In a Ponemon Institute study, many respondents said the more machine learning-powered tools they bring in, the more they needed experienced staff to deal with those tools. What is your advice for CISOs who struggle to find talent with the skills to manage automated tools?
Pepin: These are sophisticated tools that have sophisticated output. You need a sophisticated security and engineering response team to understand that output, translate that output into action and be able to take the appropriate action. All that automation still points to a job that needs to be done by a human. We don't have enough humans who can do those jobs.
There's a lot that you can outsource to managed security service providers, but MSSPs still need to work with someone inside the business who knows the company, knows the employees and who has access to internal systems.
Is filling the gap internally, say by hiring networking staff, a smart way to hire?

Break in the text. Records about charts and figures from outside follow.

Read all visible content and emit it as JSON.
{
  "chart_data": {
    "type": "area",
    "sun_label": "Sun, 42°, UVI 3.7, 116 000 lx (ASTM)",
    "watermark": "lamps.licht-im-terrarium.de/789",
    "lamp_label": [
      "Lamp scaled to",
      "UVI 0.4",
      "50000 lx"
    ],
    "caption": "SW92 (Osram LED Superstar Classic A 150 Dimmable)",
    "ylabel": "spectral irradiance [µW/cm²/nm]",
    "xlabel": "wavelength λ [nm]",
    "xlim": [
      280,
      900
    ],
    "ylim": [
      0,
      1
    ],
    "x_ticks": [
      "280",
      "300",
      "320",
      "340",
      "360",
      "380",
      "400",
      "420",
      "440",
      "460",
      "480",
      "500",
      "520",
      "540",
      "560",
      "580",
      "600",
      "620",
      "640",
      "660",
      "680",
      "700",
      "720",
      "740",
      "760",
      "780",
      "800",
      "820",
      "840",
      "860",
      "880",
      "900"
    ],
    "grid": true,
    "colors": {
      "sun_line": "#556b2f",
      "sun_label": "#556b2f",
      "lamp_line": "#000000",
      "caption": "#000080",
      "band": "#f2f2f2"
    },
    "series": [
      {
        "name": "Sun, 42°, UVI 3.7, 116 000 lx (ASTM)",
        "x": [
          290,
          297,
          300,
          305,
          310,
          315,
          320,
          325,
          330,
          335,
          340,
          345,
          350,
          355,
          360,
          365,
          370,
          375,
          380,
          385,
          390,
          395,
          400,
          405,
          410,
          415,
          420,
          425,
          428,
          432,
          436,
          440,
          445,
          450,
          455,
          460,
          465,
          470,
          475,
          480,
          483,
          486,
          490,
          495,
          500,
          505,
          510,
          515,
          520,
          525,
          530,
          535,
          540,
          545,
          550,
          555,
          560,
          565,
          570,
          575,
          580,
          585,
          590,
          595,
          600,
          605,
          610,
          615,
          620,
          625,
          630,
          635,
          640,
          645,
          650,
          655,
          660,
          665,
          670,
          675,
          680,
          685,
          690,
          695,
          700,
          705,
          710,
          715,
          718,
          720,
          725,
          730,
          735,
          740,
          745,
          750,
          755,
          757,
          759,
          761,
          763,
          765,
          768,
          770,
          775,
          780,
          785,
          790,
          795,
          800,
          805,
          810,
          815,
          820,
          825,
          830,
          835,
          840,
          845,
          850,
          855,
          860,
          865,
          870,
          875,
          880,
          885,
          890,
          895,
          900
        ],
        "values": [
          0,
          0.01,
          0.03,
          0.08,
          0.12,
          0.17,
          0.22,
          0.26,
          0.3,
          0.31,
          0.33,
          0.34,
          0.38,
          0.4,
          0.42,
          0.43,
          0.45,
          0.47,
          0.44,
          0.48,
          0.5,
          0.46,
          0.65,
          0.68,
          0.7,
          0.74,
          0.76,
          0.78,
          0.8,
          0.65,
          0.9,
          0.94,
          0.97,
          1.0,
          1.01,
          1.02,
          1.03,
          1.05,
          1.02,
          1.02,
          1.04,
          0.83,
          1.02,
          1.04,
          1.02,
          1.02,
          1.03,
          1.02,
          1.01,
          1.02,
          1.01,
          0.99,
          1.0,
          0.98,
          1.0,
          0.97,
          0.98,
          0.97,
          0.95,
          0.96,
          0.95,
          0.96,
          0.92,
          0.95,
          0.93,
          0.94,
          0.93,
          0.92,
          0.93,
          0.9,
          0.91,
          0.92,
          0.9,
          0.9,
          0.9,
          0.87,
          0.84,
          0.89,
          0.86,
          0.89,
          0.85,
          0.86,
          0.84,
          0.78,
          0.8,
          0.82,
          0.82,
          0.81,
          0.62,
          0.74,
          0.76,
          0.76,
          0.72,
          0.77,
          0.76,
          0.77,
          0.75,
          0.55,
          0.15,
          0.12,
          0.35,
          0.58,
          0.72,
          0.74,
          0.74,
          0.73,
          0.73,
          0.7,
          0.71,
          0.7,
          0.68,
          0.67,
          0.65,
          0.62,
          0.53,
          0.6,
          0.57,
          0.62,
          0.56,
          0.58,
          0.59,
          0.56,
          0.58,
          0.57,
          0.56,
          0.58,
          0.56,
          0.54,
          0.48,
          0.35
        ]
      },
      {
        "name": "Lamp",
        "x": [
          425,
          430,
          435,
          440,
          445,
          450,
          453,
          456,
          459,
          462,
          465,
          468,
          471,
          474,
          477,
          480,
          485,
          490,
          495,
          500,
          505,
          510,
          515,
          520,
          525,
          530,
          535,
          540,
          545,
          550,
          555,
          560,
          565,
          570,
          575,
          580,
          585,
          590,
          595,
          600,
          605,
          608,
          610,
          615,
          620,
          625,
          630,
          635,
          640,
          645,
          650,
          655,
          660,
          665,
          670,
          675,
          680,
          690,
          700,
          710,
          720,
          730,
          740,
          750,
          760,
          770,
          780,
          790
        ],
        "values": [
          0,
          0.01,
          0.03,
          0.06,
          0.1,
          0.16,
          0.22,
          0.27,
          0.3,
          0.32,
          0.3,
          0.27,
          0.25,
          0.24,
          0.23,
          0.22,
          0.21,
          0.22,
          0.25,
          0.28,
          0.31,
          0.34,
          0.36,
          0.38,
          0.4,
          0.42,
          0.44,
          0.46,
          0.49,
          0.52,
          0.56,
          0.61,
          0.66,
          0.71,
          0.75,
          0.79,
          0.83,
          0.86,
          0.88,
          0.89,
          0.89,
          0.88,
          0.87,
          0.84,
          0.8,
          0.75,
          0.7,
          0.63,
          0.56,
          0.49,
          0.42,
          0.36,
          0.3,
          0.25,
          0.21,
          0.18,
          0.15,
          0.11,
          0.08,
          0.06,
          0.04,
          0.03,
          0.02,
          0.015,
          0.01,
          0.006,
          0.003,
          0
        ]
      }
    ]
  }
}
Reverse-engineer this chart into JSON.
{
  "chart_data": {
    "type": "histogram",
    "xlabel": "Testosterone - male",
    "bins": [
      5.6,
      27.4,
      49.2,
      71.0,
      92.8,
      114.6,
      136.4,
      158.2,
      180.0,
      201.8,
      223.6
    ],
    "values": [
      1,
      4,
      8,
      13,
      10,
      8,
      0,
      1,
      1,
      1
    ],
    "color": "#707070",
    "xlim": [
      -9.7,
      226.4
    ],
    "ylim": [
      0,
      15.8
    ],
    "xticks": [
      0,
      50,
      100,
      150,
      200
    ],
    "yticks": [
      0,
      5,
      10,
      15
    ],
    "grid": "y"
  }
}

Joan PepinCISO and vice president of operations, Auth0
Pepin: A tried and true path into security has been from networking. I think that's actually become difficult, as everything has shifted more and more to the cloud. There are fewer network engineers in IT today because the corporate network has become completely commoditized and more services are external, cloud-based services. Those hardcore network engineers that we used to recruit into the security team understood network protocols and understood what good traffic and bad traffic looked like. They had all the fundamentals that could make them good security engineers.
I think IT and engineering are great places to recruit security talent. We've also pulled people from compliance, which is adjacent to security as well. But that traditional path from network engineer into network security into security generalist -- there are fewer people on that path these days.
How should CISOs respond to business leaders who do not understand that their business is a constant potential target for cyberattack?
Pepin: It's easy for us to come off as alarmist or having only one focus. I think a lot of people in infosec make the mistake of assuming that everyone sees the world the way they do. It's all about putting things in business terms. Explain to business executives that if we don't pass these things on time, then we could be vulnerable to an attacker who could gain access to sensitive information. Explain that you're there to prevent a lawsuit that could cost millions of dollars and result in brand damage. Obvious outcomes of a bad patching policy to an infosec professional may not appear obvious to a vice president of finance or marketing.
You've spoken up about gender disparity in your industry. What can cybersecurity leaders do to address it?
Pepin: Technology is not a gender-diverse field right now. What should we do? To get more people into the field -- including more women and underrepresented groups -- the whole industry needs to be a little friendlier.
Also, I think most of us in the field need to work to make it safe, and to advertise and bring people in. Say: We need help here. Explain that people with an applicable background should apply for that job. Help them touch up their resume. Help them prepare for the interview.
Those of us in management should advocate for women and underrepresented groups by making sure we treat our employees equitably and pay them equitably. We should make sure we're not saying things about women that we wouldn't say about men. Are we checking our privilege and our unconscious bias as much as possible to make the industry safe? I think we need to do all of those things.